O desempenho melhor do que o dos pares do principal fundo da Asa este ano vem de posições tomadas - que se beneficiam de um aumento dos rendimentos - nos Treasuries americanos e uma aposta vendida - que ganha com a queda - em bolsa americana desde o início do ano, embora o Asa Hedge tenha reduzido essas apostas recentemente. O S&P 500 caiu mais de 20% em 2022, enquanto os rendimentos dos EUA subiram para máximas multianuais no mês passado por temores sobre a postura hawkish do Federal Reserve.

A Asa Investments tem cerca de R$ 2,4 bilhões sob gestão e foi fundada em 2019 por Alberto Safra, filho de Joseph Safra, que faleceu em 2020 e foi um dos banqueiros mais ricos do mundo.

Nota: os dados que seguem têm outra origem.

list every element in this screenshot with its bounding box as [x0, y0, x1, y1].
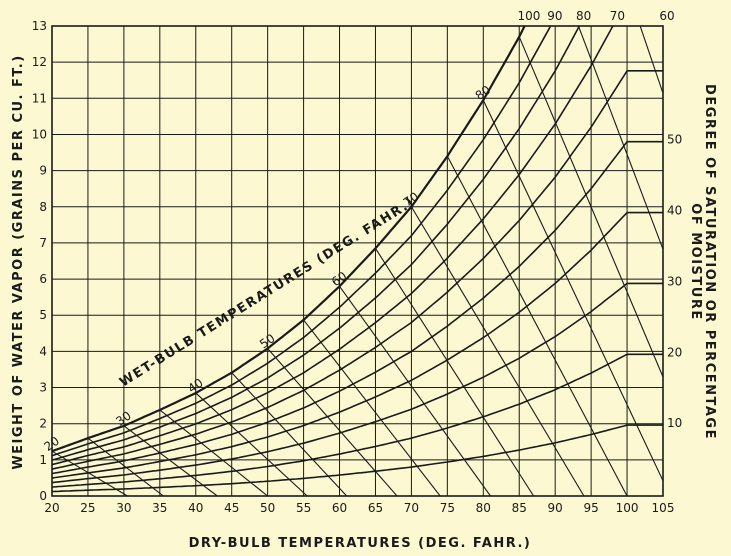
humidity-curve-90	[52, 26, 552, 457]
x-tick-label-75: 75	[440, 501, 455, 515]
x-tick-label-50: 50	[260, 501, 275, 515]
y-tick-label-4: 4	[39, 344, 47, 358]
y-tick-label-2: 2	[39, 417, 47, 431]
wet-bulb-label-30: 30	[113, 408, 134, 428]
wet-bulb-line-60	[339, 285, 491, 496]
wet-bulb-label-40: 40	[185, 376, 206, 396]
wet-bulb-line-30	[123, 425, 218, 496]
x-tick-label-100: 100	[616, 501, 639, 515]
humidity-curve-80	[52, 26, 581, 461]
wet-bulb-line-65	[375, 248, 535, 496]
y-tick-label-1: 1	[39, 453, 47, 467]
wet-bulb-line-85	[518, 36, 663, 379]
wet-bulb-line-45	[231, 372, 348, 496]
y-tick-label-6: 6	[39, 272, 47, 286]
x-tick-label-55: 55	[296, 501, 311, 515]
humidity-right-label-30: 30	[667, 274, 682, 288]
humidity-top-label-60: 60	[659, 9, 674, 23]
y-tick-label-8: 8	[39, 200, 47, 214]
x-tick-label-80: 80	[476, 501, 491, 515]
wet-bulb-line-25	[87, 437, 164, 496]
y-tick-label-9: 9	[39, 164, 47, 178]
plot-border	[51, 25, 664, 497]
y-tick-label-0: 0	[39, 489, 47, 503]
plot-frame	[51, 25, 664, 497]
x-tick-label-45: 45	[224, 501, 239, 515]
x-tick-label-70: 70	[404, 501, 419, 515]
wet-bulb-line-70	[410, 206, 585, 496]
humidity-right-label-10: 10	[667, 416, 682, 430]
x-tick-label-85: 85	[512, 501, 527, 515]
humidity-right-label-20: 20	[667, 345, 682, 359]
wet-bulb-line-55	[303, 319, 441, 496]
wet-bulb-label-60: 60	[329, 269, 350, 289]
wet-bulb-line-35	[159, 409, 268, 496]
wet-bulb-line-40	[195, 392, 308, 496]
humidity-curve-50	[52, 140, 663, 475]
wet-bulb-label-80: 80	[473, 83, 494, 103]
x-tick-label-65: 65	[368, 501, 383, 515]
tick-labels: 20 25 30 35 40 45 50 55 60 65 70 75 80 85 90 95 100 10501…	[32, 19, 675, 515]
y-tick-label-3: 3	[39, 381, 47, 395]
humidity-curve-30	[52, 282, 663, 484]
humidity-curve-10	[52, 424, 663, 493]
y-tick-label-5: 5	[39, 308, 47, 322]
humidity-top-label-70: 70	[610, 9, 625, 23]
x-tick-label-105: 105	[652, 501, 675, 515]
humidity-curve-70	[52, 26, 614, 466]
x-tick-label-90: 90	[548, 501, 563, 515]
y-tick-label-10: 10	[32, 127, 47, 141]
wet-bulb-line-50	[267, 348, 398, 496]
y-tick-label-13: 13	[32, 19, 47, 33]
wet-bulb-label-50: 50	[257, 331, 278, 351]
x-tick-label-40: 40	[188, 501, 203, 515]
x-axis-title: DRY-BULB TEMPERATURES (DEG. FAHR.)	[189, 536, 532, 551]
humidity-top-label-100: 100	[518, 9, 541, 23]
humidity-top-label-90: 90	[547, 9, 562, 23]
y-tick-label-7: 7	[39, 236, 47, 250]
wet-bulb-line-20	[52, 450, 128, 496]
humidity-top-label-80: 80	[576, 9, 591, 23]
x-tick-label-20: 20	[44, 501, 59, 515]
x-tick-label-35: 35	[152, 501, 167, 515]
x-tick-label-30: 30	[116, 501, 131, 515]
humidity-curve-60	[52, 70, 663, 470]
x-tick-label-25: 25	[80, 501, 95, 515]
x-tick-label-60: 60	[332, 501, 347, 515]
y-tick-label-11: 11	[32, 91, 47, 105]
wet-bulb-line-90	[577, 26, 663, 251]
wet-bulb-label-20: 20	[41, 434, 62, 454]
saturation-curve	[52, 26, 526, 453]
humidity-curve-40	[52, 211, 663, 479]
chart-curves	[52, 26, 663, 496]
wet-bulb-line-75	[446, 155, 628, 496]
humidity-right-label-40: 40	[667, 204, 682, 218]
wet-bulb-line-80	[482, 99, 663, 483]
y2-axis-title-line1: DEGREE OF SATURATION OR PERCENTAGE	[702, 84, 717, 440]
y-axis-title: WEIGHT OF WATER VAPOR (GRAINS PER CU. FT…	[11, 54, 26, 469]
chart-grid	[51, 25, 664, 497]
x-tick-label-95: 95	[583, 501, 598, 515]
humidity-right-label-50: 50	[667, 133, 682, 147]
y2-axis-title-line2: OF MOISTURE	[688, 203, 703, 320]
y-tick-label-12: 12	[32, 55, 47, 69]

No Brasil, o principal fundo da Asa tem exposição apenas a ações. Fontes está longe do real, que ele considera caro no momento, e também dos juros futuros, que já caíram demais, na avaliação dele. A curva de juros futuros precifica cerca de 300 pontos-base em cortes no próximo ano e a gestora de recursos diz que isso é exagerado, pois a inflação permanece acima da meta e o governo deve impulsionar ainda mais a economia no próximo ano com mais gastos sociais.

“Ainda acho que há alguma lição de casa a fazer até que tenha convergência da inflação”, disse ele. “Os mercados estão muito otimistas.”